Micky goes along with it and rolls with the punches, even though they’re actual physical punches, and even though he has better options. Because what is he going to do? They’re family! On some level he realizes they’re doing it for themselves, but they’re not willing to admit it, and he’s not willing to say anything.

So at the beginning of the movie, Micky is losing every fight. He’s what boxers call a “Stepping Stone” – he’s like the evil mushroom at the beginning of every Mario game. He gets out there thinking he can defeat Mario, but really he’s there so Mario can practice jumping. And the mushroom’s family doesn’t care, because he has life insurance.

But then Micky meets a girl who loves him but doesn’t love his family quite as much as he does, and she encourages him, for his own good, to cut them off. She and Micky’s father get him a different trainer and a manager named “Sal” (every boxer, at some point in his career, is legally required to have a manager named “Sal”), and Micky starts actually winning some fights, but Dicky and his mother are, of course, offended.

Then at some point, Dicky gives Micky some advice that helps him win a fight that he otherwise would have lost, and Micky eventually brings Dicky back, only to have everyone else walk off. In the end, it’s up to Dicky to wake up, realize that not everything’s about him, and bring everyone back together.

In general, our families can be our greatest causes of emotional duress, but they can also be our greatest instruments of success. Most of us, at some point, find ourselves in Micky’s shoes. When we first get married, for example, our parents give us lots of loving advice, and we know it all comes from a good place. But then our in-laws also give us a lot of meddling advice, and most of it conflicts with our parents’ advice. So we sit down with our spouses in each given situation and figure out what we’re going to do, and whenever we pick one option or the other – What do you know? – someone gets offended.

But are they giving advice for you, or for them? People keep making Micky choose between one relative and the other, but all he really wants is everyone. No one person will get him to the top. Everyone has strengths to bring to the table. But really it’s about the rest of the family understanding that, right?

But what about you? Right before each of my kids learns to crawl, I have this slight hesitation about encouraging him. Perhaps you feel the same way with your kids. You know that once he starts crawling, he’s going to get into everything, and you’re going to have to spend the whole day pulling him out of under the furniture and rooting around in his mouth to find out what he’s chewing. There’s a part of you that would prefer he stay still until he’s old enough to understand the word “no”.

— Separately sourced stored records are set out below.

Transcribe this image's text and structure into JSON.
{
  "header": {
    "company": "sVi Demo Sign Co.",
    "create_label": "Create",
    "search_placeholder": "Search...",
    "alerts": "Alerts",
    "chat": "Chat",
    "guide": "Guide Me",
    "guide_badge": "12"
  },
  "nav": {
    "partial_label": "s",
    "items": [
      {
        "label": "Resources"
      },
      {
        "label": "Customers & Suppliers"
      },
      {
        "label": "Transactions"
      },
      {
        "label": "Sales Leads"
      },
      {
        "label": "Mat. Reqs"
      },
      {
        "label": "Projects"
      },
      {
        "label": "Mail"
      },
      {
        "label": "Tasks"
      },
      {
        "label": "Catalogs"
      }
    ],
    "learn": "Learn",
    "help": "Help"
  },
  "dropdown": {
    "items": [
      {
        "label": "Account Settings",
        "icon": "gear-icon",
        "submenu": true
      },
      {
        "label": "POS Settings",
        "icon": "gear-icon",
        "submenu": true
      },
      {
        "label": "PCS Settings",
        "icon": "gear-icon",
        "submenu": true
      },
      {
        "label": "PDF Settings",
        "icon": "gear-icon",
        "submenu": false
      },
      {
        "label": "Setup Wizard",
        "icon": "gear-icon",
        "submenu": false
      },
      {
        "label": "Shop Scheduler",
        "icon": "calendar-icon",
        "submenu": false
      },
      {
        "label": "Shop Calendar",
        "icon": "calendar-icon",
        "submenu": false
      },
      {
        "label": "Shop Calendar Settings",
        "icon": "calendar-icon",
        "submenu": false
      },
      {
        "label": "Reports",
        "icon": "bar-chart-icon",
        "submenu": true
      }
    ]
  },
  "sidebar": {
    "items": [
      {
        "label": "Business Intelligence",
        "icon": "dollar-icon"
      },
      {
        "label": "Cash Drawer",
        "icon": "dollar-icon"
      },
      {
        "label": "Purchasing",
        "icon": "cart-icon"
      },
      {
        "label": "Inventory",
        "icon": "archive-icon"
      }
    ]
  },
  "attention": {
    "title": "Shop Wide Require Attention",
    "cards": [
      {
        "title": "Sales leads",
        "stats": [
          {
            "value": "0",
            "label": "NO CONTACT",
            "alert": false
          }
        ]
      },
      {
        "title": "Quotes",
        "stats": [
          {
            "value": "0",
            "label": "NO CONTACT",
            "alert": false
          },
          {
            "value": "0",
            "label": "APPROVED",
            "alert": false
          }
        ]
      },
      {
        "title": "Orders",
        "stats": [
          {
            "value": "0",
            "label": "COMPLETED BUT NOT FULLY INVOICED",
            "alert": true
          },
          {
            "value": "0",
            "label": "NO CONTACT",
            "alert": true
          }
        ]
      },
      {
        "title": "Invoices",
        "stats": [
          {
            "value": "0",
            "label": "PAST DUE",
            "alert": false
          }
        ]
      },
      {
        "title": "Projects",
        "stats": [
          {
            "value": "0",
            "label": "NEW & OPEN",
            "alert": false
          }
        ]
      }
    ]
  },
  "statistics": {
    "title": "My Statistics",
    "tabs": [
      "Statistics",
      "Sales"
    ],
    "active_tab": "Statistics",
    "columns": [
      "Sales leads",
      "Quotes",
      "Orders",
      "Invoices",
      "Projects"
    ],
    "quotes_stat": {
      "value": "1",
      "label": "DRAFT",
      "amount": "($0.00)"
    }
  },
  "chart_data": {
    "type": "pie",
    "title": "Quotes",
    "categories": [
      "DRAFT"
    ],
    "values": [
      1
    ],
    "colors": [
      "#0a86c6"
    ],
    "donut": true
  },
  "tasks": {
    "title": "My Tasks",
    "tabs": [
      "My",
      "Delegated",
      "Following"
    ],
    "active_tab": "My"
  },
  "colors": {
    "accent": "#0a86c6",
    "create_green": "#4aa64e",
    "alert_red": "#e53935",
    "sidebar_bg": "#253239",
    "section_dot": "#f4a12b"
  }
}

But you teach him to crawl anyway. And yes, he’s going to put things in his mouth, and yes, you’re going to have to chase him around the house, yelling “No!” But sometimes you have to put yourself to the side and realize that your child learning to crawl is not about you. It’s about him.

At the beginning of the movie, Dicky thinks that HBO is making a movie about his comeback. The Fighter is about Dicky realizing that he’s not making a comeback, at least not at the moment. Sometimes, your comeback is more about what you give others. Many parents have a deep-seated fear that their child will outgrow them, but it’s all about passing the torch. Sometimes you have to put yourself to the side to let other people get through. And in the end, when Micky wins, Dicky is happier than he’s ever been, even in his own victories.

The Fighter is not about Micky. It’s about Dicky realizing that it’s about Micky.